Hampton Creek,a San Francisco-based food startup best known for its egg-free mayonnaise spread and cookie dough, has garnered attention at every step of its recent development. There were lengthy profiles in Mother Jones and Wired in 2013 and highly publicized investments from Bill Gates and Li Ka-Shing, followed by rave reviews of its Just Mayo products, and a lawsuit from Hellmann’s mayonnaise-maker Unilever.
Then came news of more rounds of funding and product distribution deals in 2015, not to mention the comings and goings of advisers, employees, and lobbyists attached to the company’s plan to disrupt the global food system.
“It’s happened so damn fast,” Josh Tetrick, the company’s 35-year-old CEO, told me back in October. “Ten months ago we were just rolling out, from a retail perspective, in Whole Foods.
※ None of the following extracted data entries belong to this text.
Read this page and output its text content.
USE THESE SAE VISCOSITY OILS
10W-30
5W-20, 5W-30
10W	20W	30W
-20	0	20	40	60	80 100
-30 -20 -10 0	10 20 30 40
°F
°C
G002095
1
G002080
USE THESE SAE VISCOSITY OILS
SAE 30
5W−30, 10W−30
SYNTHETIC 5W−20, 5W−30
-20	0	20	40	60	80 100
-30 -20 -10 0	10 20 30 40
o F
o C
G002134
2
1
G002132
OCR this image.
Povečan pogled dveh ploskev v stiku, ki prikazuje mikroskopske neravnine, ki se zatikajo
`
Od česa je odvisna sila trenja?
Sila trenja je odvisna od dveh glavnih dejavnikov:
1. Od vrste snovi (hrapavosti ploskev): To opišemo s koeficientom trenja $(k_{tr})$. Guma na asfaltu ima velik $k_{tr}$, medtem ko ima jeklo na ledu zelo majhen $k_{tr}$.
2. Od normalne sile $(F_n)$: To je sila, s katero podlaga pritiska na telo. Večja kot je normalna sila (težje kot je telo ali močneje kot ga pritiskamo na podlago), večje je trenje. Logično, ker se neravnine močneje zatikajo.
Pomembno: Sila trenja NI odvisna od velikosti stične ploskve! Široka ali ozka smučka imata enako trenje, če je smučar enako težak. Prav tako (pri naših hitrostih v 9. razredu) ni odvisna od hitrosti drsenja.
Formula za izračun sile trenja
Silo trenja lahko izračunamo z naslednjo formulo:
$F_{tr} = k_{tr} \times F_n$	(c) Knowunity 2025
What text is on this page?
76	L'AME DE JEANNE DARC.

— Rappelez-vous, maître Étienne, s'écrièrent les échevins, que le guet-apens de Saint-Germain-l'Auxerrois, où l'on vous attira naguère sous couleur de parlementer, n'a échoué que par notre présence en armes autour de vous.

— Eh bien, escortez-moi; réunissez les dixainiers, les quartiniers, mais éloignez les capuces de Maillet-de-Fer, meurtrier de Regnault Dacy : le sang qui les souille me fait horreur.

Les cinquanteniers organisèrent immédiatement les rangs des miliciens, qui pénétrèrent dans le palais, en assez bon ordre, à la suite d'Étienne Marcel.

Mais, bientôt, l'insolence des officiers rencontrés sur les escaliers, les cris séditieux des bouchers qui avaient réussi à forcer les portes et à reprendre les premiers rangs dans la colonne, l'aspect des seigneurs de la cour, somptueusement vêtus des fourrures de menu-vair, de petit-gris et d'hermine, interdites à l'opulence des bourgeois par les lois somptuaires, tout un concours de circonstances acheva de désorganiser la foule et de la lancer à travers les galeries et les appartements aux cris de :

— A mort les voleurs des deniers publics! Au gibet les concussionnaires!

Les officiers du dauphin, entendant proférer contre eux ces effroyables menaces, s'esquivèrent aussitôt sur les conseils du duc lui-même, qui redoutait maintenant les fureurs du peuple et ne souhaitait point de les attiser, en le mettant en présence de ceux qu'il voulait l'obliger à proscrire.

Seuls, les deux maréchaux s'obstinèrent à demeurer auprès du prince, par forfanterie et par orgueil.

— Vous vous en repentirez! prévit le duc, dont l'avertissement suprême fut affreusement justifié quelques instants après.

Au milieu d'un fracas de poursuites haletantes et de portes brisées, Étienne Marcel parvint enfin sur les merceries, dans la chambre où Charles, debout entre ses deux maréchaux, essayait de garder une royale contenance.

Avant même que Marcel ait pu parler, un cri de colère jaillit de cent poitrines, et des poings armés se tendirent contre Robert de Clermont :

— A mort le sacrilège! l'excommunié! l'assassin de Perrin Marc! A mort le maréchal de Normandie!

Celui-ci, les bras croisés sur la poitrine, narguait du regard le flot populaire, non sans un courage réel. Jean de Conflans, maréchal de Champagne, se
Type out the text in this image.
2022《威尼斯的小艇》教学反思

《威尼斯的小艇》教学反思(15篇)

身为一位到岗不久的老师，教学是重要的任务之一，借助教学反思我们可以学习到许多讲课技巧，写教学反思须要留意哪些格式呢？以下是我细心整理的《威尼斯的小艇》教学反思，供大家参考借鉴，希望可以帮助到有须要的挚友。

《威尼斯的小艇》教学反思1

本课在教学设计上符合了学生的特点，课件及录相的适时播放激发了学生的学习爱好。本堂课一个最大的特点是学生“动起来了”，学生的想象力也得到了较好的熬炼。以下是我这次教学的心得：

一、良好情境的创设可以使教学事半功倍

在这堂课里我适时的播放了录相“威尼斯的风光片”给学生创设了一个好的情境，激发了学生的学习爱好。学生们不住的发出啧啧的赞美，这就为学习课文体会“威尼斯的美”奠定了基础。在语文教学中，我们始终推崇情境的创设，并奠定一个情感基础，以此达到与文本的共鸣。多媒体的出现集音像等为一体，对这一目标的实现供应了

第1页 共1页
Now we’re everywhere.”
But as Business Insider reported yesterday (Aug. 6), former employees are claiming that the company’s fast success has come at the expense of its leaders’ integrity. Among other things, they (anonymously) allege that Hampton Creek executives “ignored science, “stretched the truth,” and “created an uncomfortable and unsafe work environment.”
It was an unsavory set of allegations against a company that’s been portrayed mostly favorably since its founding in 2011. When Quartz called Tetrick for a comment, he was eager to speak on the record, after refusing to do the same when Business Insider called before publishing its story. The reason he didn’t speak then, he says, is that when the news site revealed the details of its story to him, “things were so blatantly wrong” and “felt so divorced from the truth that [I decided] we were going to tell the truth somewhere else,” Tetrick says.
“Like, I haven’t always been the best CEO in everything that I’ve done, but we put multiple people from our company on the phone,” he says. This includes ex-employees whose more positive opinions, he says, were not reflected in the article.
The story surfaced allegations that the original Just Mayo formula was not developed in-house; that the company guaranteed a six-month shelf life for the product but didn’t do sufficient stability testing to make that claim; that lemon juice concentrate was deliberately mislabeled as “lemon juice” on product labels; that Tetrick had an affair with a female employee who then received undeserved promotions; and that employees witnessed Morgan Oliveira, now Hampton Creek’s communications director, trying to secretly swap pages of their employment contracts to retroactively change the severance agreements within.
“Most of it is so radically false that it’s startling,” Tetrick said on the phone yesterday. “There are certain things that have, like, kernels of light in them, but they’re so spun around that it’s difficult to determine the truth.” For example, the lemon juice discrepancy: “For the longest time, we thought we should label it ‘lemon juice’,” not knowing that FDA rules mandate labeling concentrates as such. “We should have known,” he says, “but it never came up. Never once. We’ve had our labels looked at, we’ve had our ingredients looked at.” When the problem was discovered, he says, he acted quickly to rectify it.
He did date another employee, he says—someone who is “extraordinary, unbelievably talented” and “hasn’t had a promotion in roughly two years.”
“Should I not date people at work? Of course, it was a mistake, and I won’t do it again.”
The contract swapping to alter severance packages without telling employees? That happened, too, and “it was no one’s fault but mine,” says Tetrick. “I, with my own dumb ego, made a mistake. We had new people coming on board, and I had folks who had no business writing up contracts writing up contracts. It was stupid. It’s just dumb. And it wasn’t their fault, it was my fault.”
“For some of the folks that we hired, not all, we had had a conversation about severance up front; for others it wasn’t even mentioned.” A few months later, he said, “I realized that we had made a mistake—that in all of the contracts, we had everywhere from three to nine months severance. Whether you were 20 years old, 18 years old, no matter what your position, you had an executive-level severance package. Now, my screw up [was that] instead of doing what I should have done”—which was meet with people to say “can we change this to something more reasonable?”—”without even thinking, I said to someone, can you change them? That was dumb of me, right? Flat-out dumb. This was over two and a half years ago.”
Tetrick says that Oliveira wasn’t involved, that several employees confronted him right after it happened and told him they felt uncomfortable about it, and that, as Business Insider reports, he then held a team meeting to apologize. “I have not heard about that for the last two and a half years. We all moved on,” he says.
More of Tetrick’s rebuttals can be found on Medium, where he published a post late last night—just one day after Hampton Creek won a “Technology Pioneer” award from the World Economic Forum; previous recipients of the prize include Google, Kickstarter, and Dropbox.
“Look, growing a company is hard,” says Tetrick, no stranger to a culture where moving fast and breaking things is the norm. “Go to any startup, live there for a month, talk to a few people who are no longer with the company, and some version of” the same story will come out, he says. “It’s called life.”